The doctor said that the new bill will make people realize that a cup of latte coffee may contain 300 calories; a small dish of cookies may contain 1,000 calories. As to whether this measure will greatly reduce the obesity rate in the United States, doctors are unwilling. Kaplan said that the new bill may be useful, but the actual effect may be minimal.

The genome will find the right medicine for people

International Top Cardiologist and Eric Tupper, Director of the American Academy of Scripps Conversion Research Institute, said that 10 years ago, sequencing a complete human genome could cost 3 billion U.S. dollars; in 2010, the cost would drop to 10,000 U.S. dollars. Around the dollar. In 2011, its cost is expected to drop to 4,000 US dollars. Moreover, as sequencing costs continue to decrease, more breakthroughs in the field of genome research will occur in 2011. He said: "This area is booming after the spring rain."

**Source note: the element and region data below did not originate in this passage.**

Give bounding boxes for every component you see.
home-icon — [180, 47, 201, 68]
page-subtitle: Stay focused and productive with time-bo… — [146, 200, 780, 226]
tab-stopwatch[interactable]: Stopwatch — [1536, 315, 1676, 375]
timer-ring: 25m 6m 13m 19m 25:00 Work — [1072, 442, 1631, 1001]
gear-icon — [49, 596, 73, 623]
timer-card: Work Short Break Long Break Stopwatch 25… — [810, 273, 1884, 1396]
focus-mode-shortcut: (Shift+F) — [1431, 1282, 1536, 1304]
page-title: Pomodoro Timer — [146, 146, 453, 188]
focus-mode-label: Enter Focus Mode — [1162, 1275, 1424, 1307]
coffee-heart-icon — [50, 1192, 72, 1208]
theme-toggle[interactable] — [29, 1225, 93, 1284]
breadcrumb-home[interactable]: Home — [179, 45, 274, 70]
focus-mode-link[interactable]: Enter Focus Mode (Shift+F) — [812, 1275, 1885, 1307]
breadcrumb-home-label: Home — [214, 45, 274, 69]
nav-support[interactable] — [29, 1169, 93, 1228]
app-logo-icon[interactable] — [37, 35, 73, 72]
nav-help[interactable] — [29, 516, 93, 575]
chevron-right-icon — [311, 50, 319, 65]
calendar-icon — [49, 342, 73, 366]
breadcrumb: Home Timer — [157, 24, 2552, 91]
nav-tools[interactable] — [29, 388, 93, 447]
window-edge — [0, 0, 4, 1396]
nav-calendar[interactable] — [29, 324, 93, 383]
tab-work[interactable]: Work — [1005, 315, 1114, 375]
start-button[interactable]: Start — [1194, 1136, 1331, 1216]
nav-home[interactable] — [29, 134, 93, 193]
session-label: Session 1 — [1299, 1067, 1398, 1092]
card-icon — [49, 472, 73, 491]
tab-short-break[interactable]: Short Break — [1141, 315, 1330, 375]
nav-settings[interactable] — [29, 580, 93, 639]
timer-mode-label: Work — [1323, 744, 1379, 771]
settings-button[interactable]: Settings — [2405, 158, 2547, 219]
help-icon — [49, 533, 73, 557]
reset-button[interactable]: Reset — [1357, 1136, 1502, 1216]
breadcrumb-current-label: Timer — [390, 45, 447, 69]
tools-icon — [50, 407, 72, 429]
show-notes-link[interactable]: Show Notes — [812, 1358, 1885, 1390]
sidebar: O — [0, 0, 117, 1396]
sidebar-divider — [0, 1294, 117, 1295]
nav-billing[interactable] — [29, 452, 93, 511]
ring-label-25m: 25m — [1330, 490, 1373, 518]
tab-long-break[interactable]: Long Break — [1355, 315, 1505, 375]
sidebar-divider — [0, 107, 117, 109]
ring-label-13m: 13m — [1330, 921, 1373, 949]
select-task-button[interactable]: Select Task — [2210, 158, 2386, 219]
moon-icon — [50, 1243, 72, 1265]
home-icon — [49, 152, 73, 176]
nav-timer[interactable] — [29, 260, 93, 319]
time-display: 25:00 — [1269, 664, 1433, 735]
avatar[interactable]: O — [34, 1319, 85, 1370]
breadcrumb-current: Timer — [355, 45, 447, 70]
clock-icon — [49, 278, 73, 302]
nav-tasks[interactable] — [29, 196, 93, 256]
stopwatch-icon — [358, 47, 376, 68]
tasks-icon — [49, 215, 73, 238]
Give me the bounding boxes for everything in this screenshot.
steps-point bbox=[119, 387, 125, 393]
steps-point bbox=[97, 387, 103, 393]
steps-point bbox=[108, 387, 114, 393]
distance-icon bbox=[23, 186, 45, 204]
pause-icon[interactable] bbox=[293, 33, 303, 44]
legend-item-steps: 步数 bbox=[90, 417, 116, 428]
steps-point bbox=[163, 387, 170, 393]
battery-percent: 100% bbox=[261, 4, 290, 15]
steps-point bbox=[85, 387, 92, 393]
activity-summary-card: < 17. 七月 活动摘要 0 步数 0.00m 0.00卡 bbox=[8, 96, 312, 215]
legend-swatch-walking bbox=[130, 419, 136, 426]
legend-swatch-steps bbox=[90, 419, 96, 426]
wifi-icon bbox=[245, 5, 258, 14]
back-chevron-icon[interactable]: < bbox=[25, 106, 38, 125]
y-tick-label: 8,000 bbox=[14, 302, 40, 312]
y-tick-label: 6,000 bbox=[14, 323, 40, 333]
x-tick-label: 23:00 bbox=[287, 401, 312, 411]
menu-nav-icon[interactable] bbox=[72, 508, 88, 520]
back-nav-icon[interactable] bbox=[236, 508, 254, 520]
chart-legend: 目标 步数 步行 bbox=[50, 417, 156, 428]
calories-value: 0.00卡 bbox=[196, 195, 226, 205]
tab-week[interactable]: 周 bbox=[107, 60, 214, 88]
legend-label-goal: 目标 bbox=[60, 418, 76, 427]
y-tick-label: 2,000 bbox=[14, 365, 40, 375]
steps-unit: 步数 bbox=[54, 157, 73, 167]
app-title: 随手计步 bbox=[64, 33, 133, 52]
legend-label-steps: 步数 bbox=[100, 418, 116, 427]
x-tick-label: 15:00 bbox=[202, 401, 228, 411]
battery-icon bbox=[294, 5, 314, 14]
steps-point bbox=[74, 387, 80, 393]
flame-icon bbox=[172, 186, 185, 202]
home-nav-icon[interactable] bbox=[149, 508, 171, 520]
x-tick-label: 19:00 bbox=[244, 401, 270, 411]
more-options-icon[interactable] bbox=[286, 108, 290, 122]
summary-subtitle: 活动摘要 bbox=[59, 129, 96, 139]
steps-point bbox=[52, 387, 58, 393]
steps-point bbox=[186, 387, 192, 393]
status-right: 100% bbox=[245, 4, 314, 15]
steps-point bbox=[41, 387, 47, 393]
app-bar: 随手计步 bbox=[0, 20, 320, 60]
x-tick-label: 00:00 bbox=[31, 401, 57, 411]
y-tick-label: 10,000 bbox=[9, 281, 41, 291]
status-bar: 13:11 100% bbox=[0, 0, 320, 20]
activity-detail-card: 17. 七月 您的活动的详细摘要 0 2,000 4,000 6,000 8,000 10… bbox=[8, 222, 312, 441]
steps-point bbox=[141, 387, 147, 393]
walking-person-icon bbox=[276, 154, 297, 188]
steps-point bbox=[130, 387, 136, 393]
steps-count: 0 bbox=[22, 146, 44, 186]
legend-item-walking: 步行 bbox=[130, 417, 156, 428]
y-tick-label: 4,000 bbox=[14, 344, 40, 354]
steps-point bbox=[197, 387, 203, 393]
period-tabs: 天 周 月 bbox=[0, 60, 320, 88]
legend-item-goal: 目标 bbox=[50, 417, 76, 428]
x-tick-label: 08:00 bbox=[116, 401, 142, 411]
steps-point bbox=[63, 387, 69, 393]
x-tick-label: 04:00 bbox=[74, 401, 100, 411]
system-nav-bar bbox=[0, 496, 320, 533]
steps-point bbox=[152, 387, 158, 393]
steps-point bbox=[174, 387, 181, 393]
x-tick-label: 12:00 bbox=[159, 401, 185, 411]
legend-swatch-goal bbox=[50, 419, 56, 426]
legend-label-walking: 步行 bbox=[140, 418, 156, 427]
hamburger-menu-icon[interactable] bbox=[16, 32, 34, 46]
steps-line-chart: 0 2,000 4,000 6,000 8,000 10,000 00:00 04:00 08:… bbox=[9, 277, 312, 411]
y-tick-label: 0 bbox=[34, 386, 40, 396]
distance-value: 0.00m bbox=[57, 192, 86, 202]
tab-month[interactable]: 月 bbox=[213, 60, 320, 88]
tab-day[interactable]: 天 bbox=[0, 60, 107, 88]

For example, Toporp said that last year, Meco Healthcare and CVC/Caremark, the largest pharmaceutical retailer in the United States, began testing large-scale patient genes for the heart disease drug Plavix. The researchers found that the two genes PON1 and CYP2C19 can determine how patients respond to Plavix. "These two genes explain why this drug (which is the world's second-largest sales volume) will work well in two-thirds of patients, but it will be ineffective for others or have side effects."

Topor said: "Gene analysis will save a lot of costs, so that patients will not long-term use those expensive drugs that do not help the disease in the slightest."

Genome research helps to understand cancer

Topol predicts that the reduction in the cost of genome sequencing will also bring good news to cancer research. "Since sequencing has become so cheap and quick, biological information is becoming more advanced." With these more rapid technologies, cancer researchers will be able to compare the patient's innate genome with the mutated genomes caused by their tumors to find the genes that cause cancer.

Topor said that such studies have benefited melanoma patients who are taking the potent drug PLX4032. Genome studies have demonstrated that patients with melanoma tumors with BRAF mutations will benefit from the drug; patients with BRAF mutations in their tumors will worsen their condition after taking the drug. Toper said that in 2011, similar studies will all become better.